I thought what I was seeing, a minute later, was the fog coming back again or maybe some even paler, even lower cloud. Then the smell reached me and I knew it was billowing smoke. I quickened my steps. I could see the gable end of a house but the smoke was lower than the chimneys, belching out from behind a clipped hedge. I stepped up my pace a bit more until I reached open gates leading to a carport.
It was nothing to worry about, just a bonfire in the middle of a paved yard. I should have known. There were no kids lighting mattresses in skips round here. There was even a garden hose lying coiled up nearby in case of trouble. And there was a man looking on with a rake in his hand. I didn’t know you were still allowed bonfires, what with the planet, but I wasn’t sure enough to challenge him. I started walking again.
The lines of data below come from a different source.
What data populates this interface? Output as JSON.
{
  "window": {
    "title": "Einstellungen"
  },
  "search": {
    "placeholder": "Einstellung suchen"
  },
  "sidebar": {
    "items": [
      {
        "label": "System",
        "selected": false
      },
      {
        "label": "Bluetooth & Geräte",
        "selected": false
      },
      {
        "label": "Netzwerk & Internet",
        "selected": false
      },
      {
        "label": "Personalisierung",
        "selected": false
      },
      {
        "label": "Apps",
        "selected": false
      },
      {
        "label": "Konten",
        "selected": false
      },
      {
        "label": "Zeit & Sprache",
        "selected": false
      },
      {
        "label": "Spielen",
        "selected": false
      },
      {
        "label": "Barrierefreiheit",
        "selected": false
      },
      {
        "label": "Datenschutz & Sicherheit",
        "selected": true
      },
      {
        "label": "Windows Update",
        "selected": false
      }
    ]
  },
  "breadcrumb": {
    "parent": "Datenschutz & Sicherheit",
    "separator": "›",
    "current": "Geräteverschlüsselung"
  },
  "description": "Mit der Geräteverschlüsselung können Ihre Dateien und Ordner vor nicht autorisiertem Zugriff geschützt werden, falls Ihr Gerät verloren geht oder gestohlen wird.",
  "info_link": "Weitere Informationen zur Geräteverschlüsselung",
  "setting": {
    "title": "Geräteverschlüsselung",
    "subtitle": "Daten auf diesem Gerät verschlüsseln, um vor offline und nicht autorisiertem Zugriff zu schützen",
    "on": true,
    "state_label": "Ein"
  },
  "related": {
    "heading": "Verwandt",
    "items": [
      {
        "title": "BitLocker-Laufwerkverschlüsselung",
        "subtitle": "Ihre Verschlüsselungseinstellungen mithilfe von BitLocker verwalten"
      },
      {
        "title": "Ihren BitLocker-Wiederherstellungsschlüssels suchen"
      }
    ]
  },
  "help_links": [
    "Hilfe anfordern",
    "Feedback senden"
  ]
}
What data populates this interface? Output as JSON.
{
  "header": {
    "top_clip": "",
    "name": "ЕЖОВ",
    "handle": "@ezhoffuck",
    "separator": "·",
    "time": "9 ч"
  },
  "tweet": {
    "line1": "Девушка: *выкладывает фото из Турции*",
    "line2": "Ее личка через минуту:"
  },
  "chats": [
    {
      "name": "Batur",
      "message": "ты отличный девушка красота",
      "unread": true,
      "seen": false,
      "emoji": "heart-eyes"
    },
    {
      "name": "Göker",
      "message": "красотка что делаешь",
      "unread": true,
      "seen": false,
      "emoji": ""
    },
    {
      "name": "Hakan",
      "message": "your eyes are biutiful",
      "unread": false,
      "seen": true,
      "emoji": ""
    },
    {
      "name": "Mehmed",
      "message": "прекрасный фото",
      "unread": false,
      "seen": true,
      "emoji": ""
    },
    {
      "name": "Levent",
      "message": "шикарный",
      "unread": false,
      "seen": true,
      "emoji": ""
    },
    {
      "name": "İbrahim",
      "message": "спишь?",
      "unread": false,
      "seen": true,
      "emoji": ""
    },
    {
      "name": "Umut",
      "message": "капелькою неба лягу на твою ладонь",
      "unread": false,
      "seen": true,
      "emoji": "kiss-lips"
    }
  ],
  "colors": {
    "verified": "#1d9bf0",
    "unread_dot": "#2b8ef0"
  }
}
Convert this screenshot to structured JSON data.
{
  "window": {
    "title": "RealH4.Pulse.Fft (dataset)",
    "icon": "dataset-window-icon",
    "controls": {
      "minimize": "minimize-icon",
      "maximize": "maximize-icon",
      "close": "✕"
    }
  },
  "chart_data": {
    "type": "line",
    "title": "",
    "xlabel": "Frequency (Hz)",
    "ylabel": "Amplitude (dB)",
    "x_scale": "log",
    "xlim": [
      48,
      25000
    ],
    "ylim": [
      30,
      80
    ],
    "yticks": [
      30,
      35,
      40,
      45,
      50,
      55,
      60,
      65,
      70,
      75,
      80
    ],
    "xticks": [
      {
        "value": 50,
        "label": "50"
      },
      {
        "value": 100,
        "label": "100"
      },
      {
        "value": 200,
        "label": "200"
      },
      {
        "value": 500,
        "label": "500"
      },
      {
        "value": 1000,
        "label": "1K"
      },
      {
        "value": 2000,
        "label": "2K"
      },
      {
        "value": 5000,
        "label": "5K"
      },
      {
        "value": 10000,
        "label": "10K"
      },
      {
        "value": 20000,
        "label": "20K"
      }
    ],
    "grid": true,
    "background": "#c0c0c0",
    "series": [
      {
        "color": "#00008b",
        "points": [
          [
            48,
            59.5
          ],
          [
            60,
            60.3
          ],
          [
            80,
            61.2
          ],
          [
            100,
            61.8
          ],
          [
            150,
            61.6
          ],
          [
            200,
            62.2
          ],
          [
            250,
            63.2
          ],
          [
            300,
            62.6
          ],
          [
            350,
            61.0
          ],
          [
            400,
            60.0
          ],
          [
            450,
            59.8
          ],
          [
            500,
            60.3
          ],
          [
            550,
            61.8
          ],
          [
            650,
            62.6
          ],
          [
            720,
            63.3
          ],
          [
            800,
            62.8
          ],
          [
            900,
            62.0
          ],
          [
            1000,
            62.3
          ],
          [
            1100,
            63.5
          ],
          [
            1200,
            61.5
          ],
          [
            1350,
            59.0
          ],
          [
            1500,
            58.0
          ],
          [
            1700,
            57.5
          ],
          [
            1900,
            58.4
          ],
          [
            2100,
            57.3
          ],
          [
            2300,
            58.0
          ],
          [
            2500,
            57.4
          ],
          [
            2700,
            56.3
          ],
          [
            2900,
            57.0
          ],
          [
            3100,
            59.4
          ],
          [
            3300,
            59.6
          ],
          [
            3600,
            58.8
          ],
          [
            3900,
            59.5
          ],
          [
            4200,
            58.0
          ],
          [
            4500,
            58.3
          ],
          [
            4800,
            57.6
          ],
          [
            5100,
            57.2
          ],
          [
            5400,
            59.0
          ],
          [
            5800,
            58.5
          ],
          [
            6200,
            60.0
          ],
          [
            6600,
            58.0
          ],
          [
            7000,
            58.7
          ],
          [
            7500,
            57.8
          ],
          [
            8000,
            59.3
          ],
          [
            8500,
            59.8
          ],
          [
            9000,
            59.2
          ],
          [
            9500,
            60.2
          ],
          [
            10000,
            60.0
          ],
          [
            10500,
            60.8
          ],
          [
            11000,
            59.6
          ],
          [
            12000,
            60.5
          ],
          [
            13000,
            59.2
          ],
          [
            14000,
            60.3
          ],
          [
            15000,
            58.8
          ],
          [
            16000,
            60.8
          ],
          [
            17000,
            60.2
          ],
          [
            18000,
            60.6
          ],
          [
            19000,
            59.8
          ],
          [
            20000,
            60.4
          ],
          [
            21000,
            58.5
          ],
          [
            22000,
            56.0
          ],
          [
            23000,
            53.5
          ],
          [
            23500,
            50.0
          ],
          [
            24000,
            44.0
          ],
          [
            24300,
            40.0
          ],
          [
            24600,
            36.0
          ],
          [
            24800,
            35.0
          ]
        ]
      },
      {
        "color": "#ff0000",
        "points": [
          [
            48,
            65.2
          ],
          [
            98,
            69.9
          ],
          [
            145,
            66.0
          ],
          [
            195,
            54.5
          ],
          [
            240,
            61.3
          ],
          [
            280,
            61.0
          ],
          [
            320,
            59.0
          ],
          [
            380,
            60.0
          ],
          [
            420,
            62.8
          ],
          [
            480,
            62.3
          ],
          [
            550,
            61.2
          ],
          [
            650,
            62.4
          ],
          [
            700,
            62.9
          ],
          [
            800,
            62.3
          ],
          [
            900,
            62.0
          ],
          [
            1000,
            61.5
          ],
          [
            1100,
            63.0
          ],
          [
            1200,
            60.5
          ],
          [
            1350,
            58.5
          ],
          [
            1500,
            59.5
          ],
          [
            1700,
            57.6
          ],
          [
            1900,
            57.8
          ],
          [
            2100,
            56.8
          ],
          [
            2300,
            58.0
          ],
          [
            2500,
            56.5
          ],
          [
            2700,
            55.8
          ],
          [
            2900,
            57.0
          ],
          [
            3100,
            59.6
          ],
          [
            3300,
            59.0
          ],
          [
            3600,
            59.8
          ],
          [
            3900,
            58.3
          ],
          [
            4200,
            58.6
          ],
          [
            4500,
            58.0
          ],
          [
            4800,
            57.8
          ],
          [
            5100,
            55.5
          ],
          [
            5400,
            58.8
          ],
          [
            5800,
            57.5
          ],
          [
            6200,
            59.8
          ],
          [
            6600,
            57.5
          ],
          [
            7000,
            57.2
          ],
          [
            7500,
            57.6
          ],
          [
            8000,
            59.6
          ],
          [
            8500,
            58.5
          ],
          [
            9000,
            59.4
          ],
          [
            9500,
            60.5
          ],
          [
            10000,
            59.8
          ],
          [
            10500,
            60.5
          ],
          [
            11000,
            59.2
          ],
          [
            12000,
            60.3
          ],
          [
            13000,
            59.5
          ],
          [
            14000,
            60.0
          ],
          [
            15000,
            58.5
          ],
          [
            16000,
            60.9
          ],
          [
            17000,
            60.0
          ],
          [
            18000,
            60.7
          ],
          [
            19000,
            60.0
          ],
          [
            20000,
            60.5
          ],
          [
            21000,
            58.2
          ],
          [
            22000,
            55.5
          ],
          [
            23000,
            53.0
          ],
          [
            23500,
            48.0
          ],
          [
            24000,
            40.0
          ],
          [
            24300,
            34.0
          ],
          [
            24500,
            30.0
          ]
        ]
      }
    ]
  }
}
‘Hello there!’ He’d seen me. I heard a sound that might well be a rake hitting the ground as he chucked it down, then the walloping sound of someone hurrying in wellies. A dog, shut in somewhere, whined and scratched at the sound of his master’s voice.
‘Hello,’ I said. ‘Not much of a day for it.’
‘Just burning some autumn leaves,’ he said, a bit too heartily. Sounded like a guilty conscience. Maybe bonfires weren’t allowed after all.
‘Are you the new folk at the lodge?’ he went on, coming and leaning over his gate. Add a straw in his mouth and he’d be Worzel Gummidge to the life, except that the hedge on either side of the gate was trimmed into perfect right-angles and flat on top, its tiny bottle-green leaves looking like something manufactured rather than anything that grew up out of the ground.